I wanted more depth of field but couldn't at ISO 6400. I also knew that at 6400 the amount of noise would be problematic though admittedly not ruinous.
The new Nikon D3s can shoot in the dark. Dark as inside the closet with the door closed. Dark as on the far side of the moon.
ISO 12,800—insane by any standard—is as clean as 3200 on my camera. Virtually noiseless.
This image, captured as they watched the premier of a documentary of his return to PrairyErth, very nicely portrays their emotions. Their expressions are timeless and pitch perfect. It's a photo any photojournalist would envy. I took it, and I'm not happy.
Almost. Ninety percent happy. Ten percent royally pissed.
I keep shooting in the dark and struggling with my equipment.
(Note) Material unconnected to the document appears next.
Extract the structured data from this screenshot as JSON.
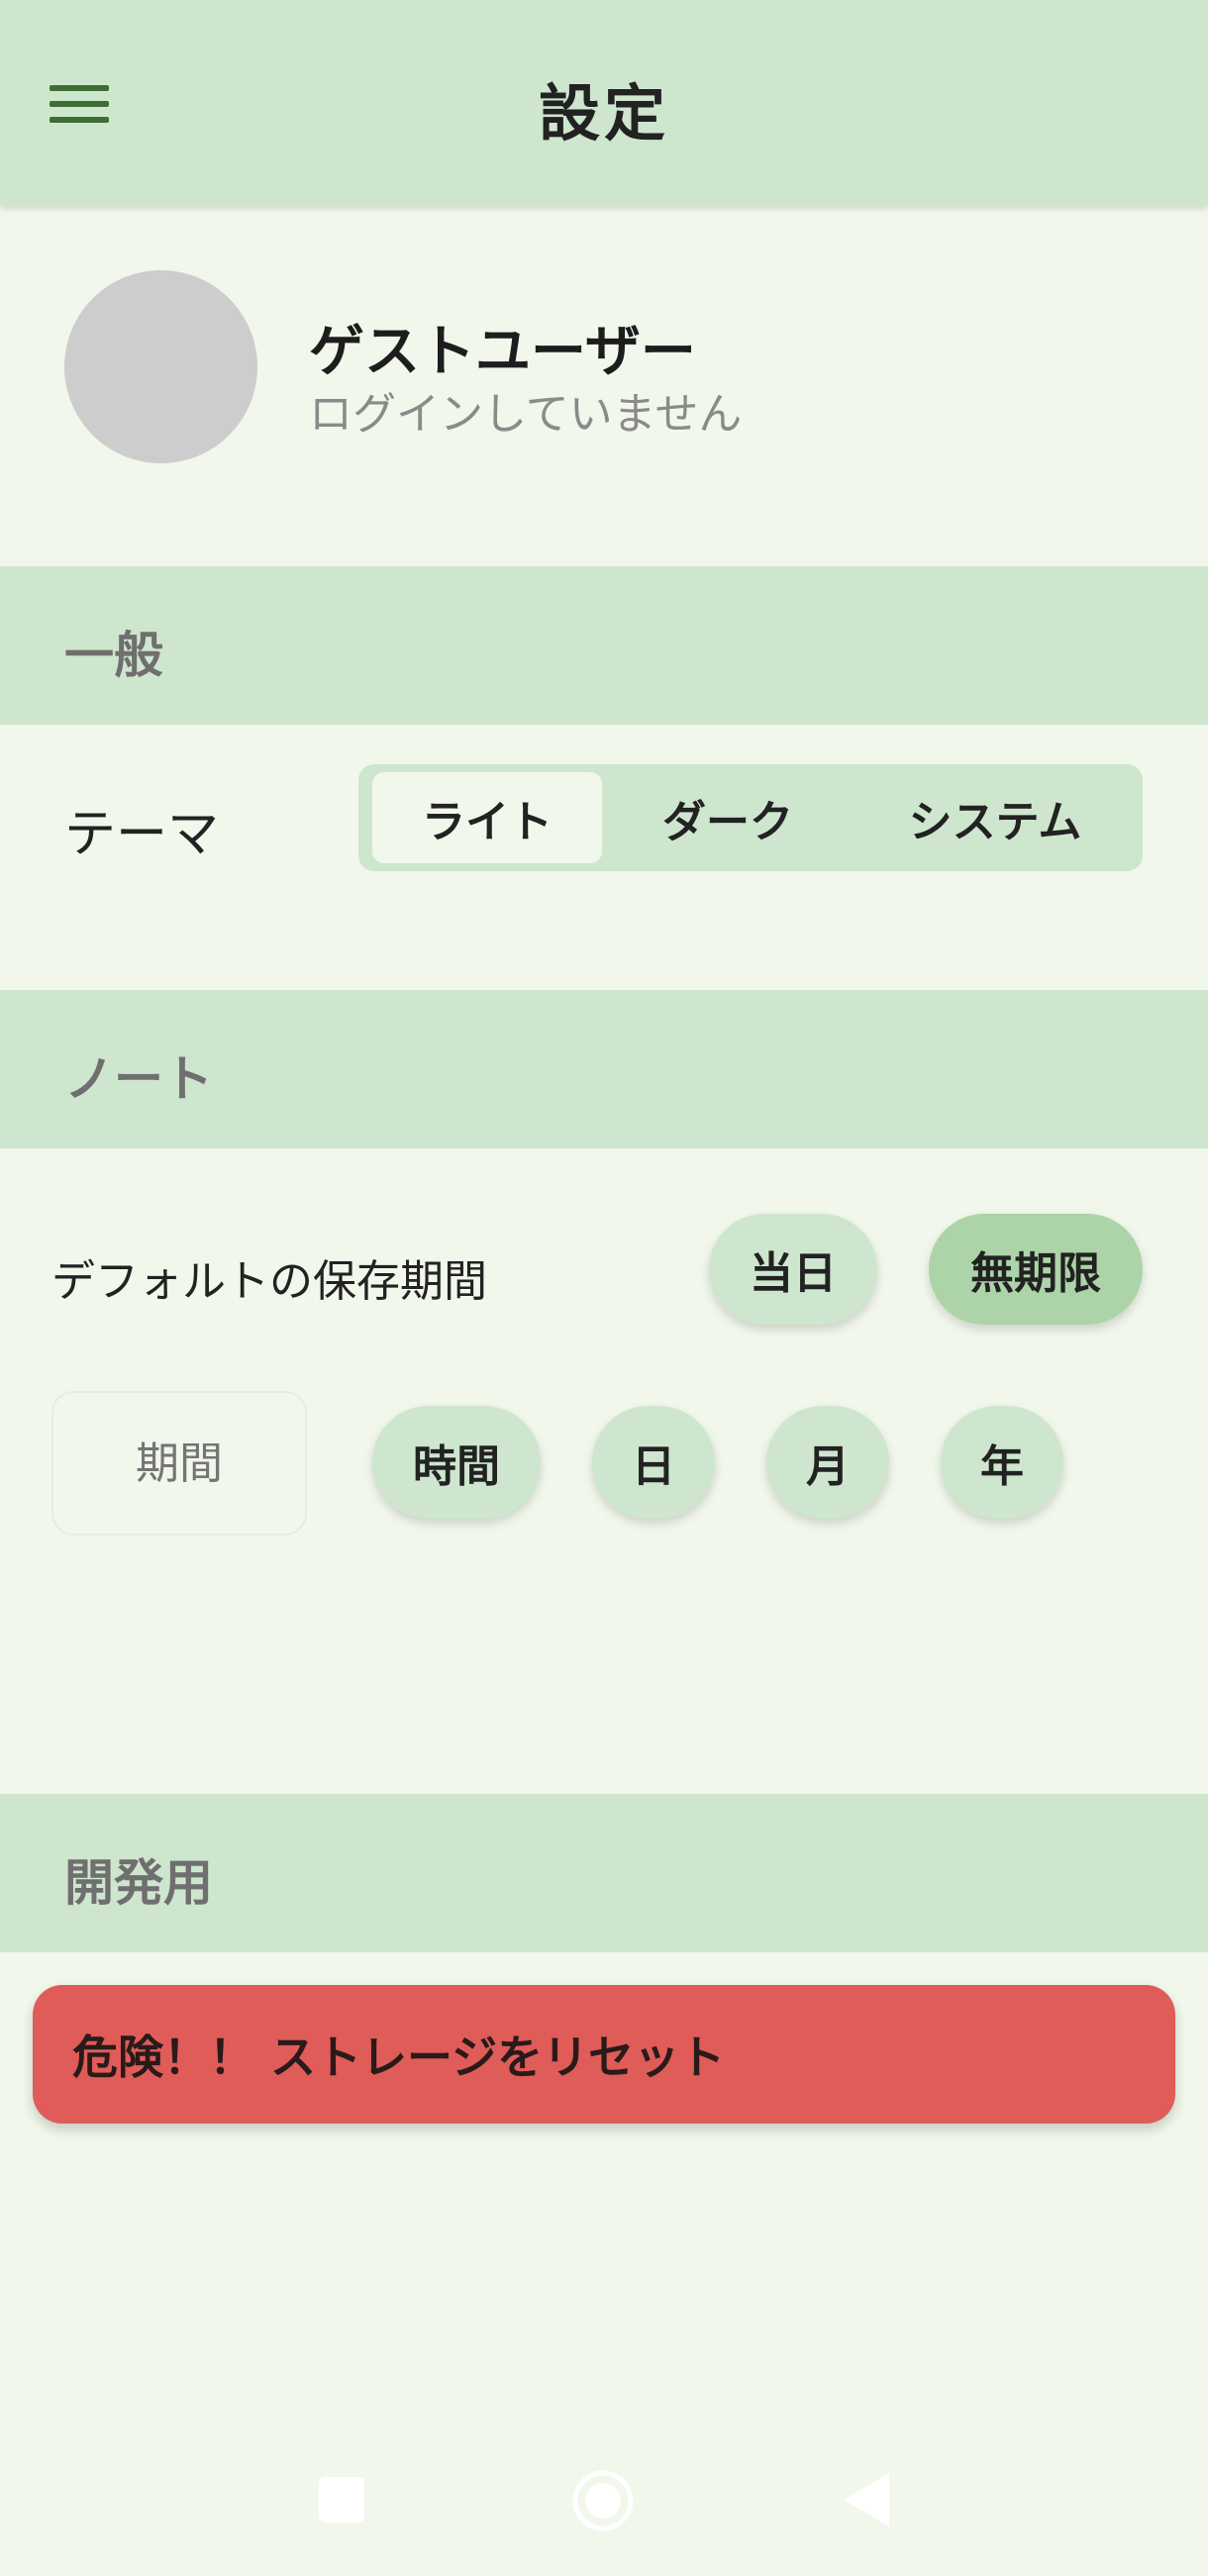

If I stuck to landscapes I would not need anything else. I currently own the perfect setup. Except for one slight problem: I'm also a photojournalist, and photojournalists are rarely in good light. We shoot in auditoriums and barns and theaters and opera houses and smoky VFW halls, even occasionally outdoors. And always, without exception, what we shoot can never be replicated. It's a once-in-a-lifetime event. You don't get second chances. It's like life.
I've put off buying a D3s for a long time, mostly because I can't afford it, my teeth are falling out, the truck burns oil and needs fixed, etc. But having that once-in-a-lifetime chance at nailing my second-favorite author at the exact perfect moment in a dark barn with limited ambient light—and almost but not quite succeeding—pushed me over the edge.
I missed another chance at ordering the camera. It's the most coveted camera in the world today and nobody has one in stock. I snoozed, I let my financial fears have the last word, and now this.
I will not let the opportunity pass again.
So, that's why that single image cost me almost $5,200. Not yet. But soon.